British psychotherapist and author (born 1957)

Philippa, Lady Perry ( Fairclough; born 1 November 1957), is an English psychotherapist, artist, writer, television presenter and personality. She has written the graphic novel Couch Fiction: A Graphic Tale of Psychotherapy (2010) books How to Stay Sane (2012), The Book You Wish Your Parents Had Read (and Your Children Will be Glad That You Did) (2019), The Book You Want Everyone You Love* To Read *(and maybe a few you don't) (2023) and the crime novel Shrink Solves Murder (2026).

==Early life==
Lady Perry was born in Warrington, Cheshire. Her mother's family owned a cotton mill and her father inherited a civil engineering company and a farm. She was educated at Abbots Bromley School for Girls and at a Swiss finishing school where she learnt to ski.

Perry worked as a litigation clerk, an enquiry agent, and at McDonald's.

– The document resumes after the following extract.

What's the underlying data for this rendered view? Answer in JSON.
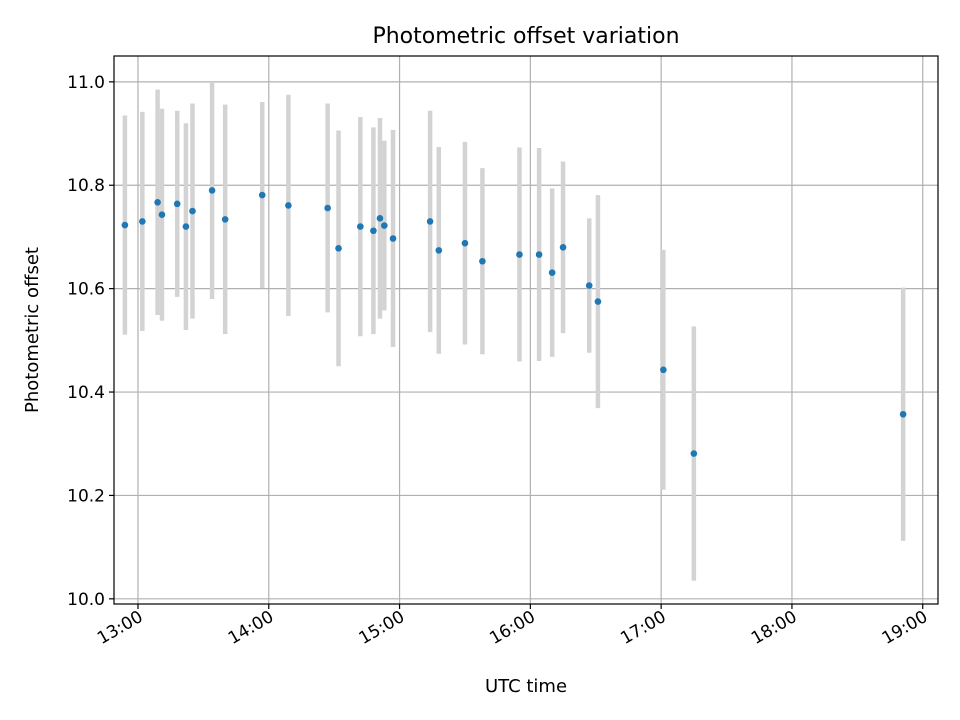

She went to Middlesex Polytechnic where she gained a degree in Fine Art as a mature student.

==Work==
In 1985, Perry trained and volunteered for the British and Irish mental health charity Samaritans, after which she trained as a psychotherapist, and was a member of the UK Association of Humanistic Psychology Practitioners. Perry worked in the mental health field for 20 years, 10 in private practice, before being published. From 2010 she spent time on the faculty of The School of Life, but she subsequently discontinued this.

Perry had a regular column about psychotherapy in Psychologies women's magazine for two years. In September 2013 she became Red Magazines agony aunt. She also works as a freelance journalist specialising in psychology and was an occasional presenter for The Culture Show on BBC Two. Perry has presented various documentaries including: Sex, Lies and Lovebites: The Agony Aunt Story (BBC Four); Being Bipolar (Channel 4); The Truth About Children Who Lie (BBC Radio 4); How to be a Surrealist (BBC 4); and The Great British Sex Survey (Channel 4).

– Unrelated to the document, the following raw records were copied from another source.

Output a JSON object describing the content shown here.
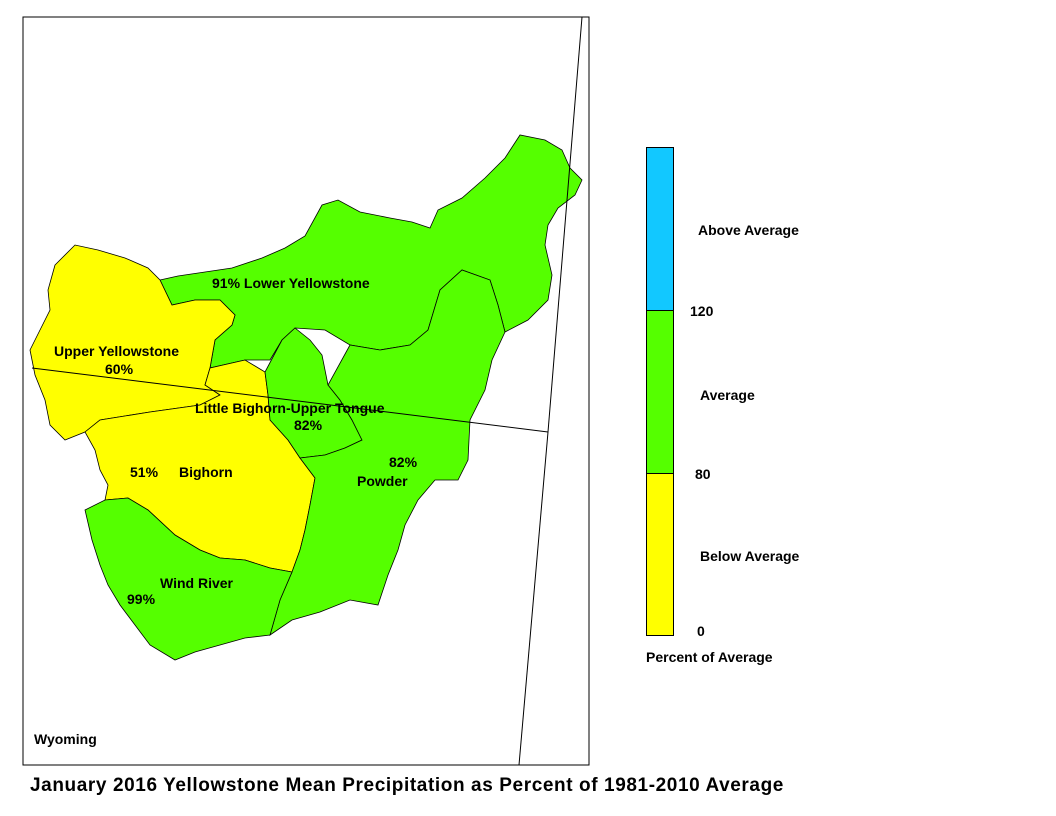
{
  "title": "January 2016 Yellowstone Mean Precipitation as Percent of 1981-2010 Average",
  "state_label": "Wyoming",
  "colors": {
    "above": "#12c8ff",
    "average": "#55ff00",
    "below": "#ffff00",
    "outline": "#000000"
  },
  "regions": [
    {
      "name": "Lower Yellowstone",
      "percent_label": "91%",
      "category": "average"
    },
    {
      "name": "Upper Yellowstone",
      "percent_label": "60%",
      "category": "below"
    },
    {
      "name": "Little Bighorn-Upper Tongue",
      "percent_label": "82%",
      "category": "average"
    },
    {
      "name": "Bighorn",
      "percent_label": "51%",
      "category": "below"
    },
    {
      "name": "Powder",
      "percent_label": "82%",
      "category": "average"
    },
    {
      "name": "Wind River",
      "percent_label": "99%",
      "category": "average"
    }
  ],
  "legend": {
    "classes": [
      {
        "label": "Above Average",
        "color": "#12c8ff"
      },
      {
        "label": "Average",
        "color": "#55ff00"
      },
      {
        "label": "Below Average",
        "color": "#ffff00"
      }
    ],
    "breaks": [
      "120",
      "80",
      "0"
    ],
    "caption": "Percent of Average"
  }
}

In 2010 the academic publisher Palgrave Macmillan published Perry's book, Couch Fiction: A Graphic Tale of Psychotherapy. It is a graphic novel that tells a tale of a psychotherapist and her client, from both their perspectives. Underneath the graphic novel boxes, Perry takes the position of commentator and provides footnotes on what might be going on between them and what theories the therapist is drawing on or should be drawing on. There is an afterword by Andrew Samuels. The book was positively reviewed by newspapers and academic journals.

Perry appeared on BBC Radio 4's The Museum of Curiosity in November 2019. Her hypothetical donation to this imaginary museum was "A swarm of fruit flies".

In 2019, Perry and her family appeared on Channel 4's 2019 Celebrity Gogglebox Stand Up To Cancer special. In 2021, Perry appeared on the Celebrity Great British Bake Off special, also for Stand Up to Cancer.

In 2020, Perry co-presented Grayson's Art Club with her husband. The series had over a million viewers a week. It ran to a third series.

In 2023, Perry was awarded an honorary doctorate degree by her alma mater, Middlesex University.

Perry is a monthly agony aunt for Red magazine and, between June 2021 and 2025, wrote for The Observer, until its sale to Tortoise Media. Perry joined other former Observer writers in moving to the online publication The Nerve. In 2026, she released the crime novel Shrink Solves Murder.

==Books==
- Couch Fiction: a Graphic Tale of psychotherapy. Palgrave Macmillan, 2010. With an afterword by Andrew Samuels.
- How to Stay Sane. The School of Life Self Help Series. Pan Macmillan, 2012. Edited by Alain de Botton.
- The Book You Wish Your Parents Had Read (and Your Children Will be Glad That You Did). London: Penguin, 2019.
- The Book You Want Everyone You Love* To Read *and maybe a few don't Cornerstone Press, 2023.
- Shrink Solves Murder Cornerstone Press, 2026.
==Personal life==
She is married to the artist Sir Grayson Perry, and they have a daughter, Flo Perry, born in 1992. The Perrys live in London. She has often been asked what it is like being married to a transvestite and says, "Being the wife of a trannie is great, he always makes me look fantastic". When asked the same question by a Buckingham Palace press officer when the Perrys went to a reception there in 2005, she said, "As obsessions go, it's better than football".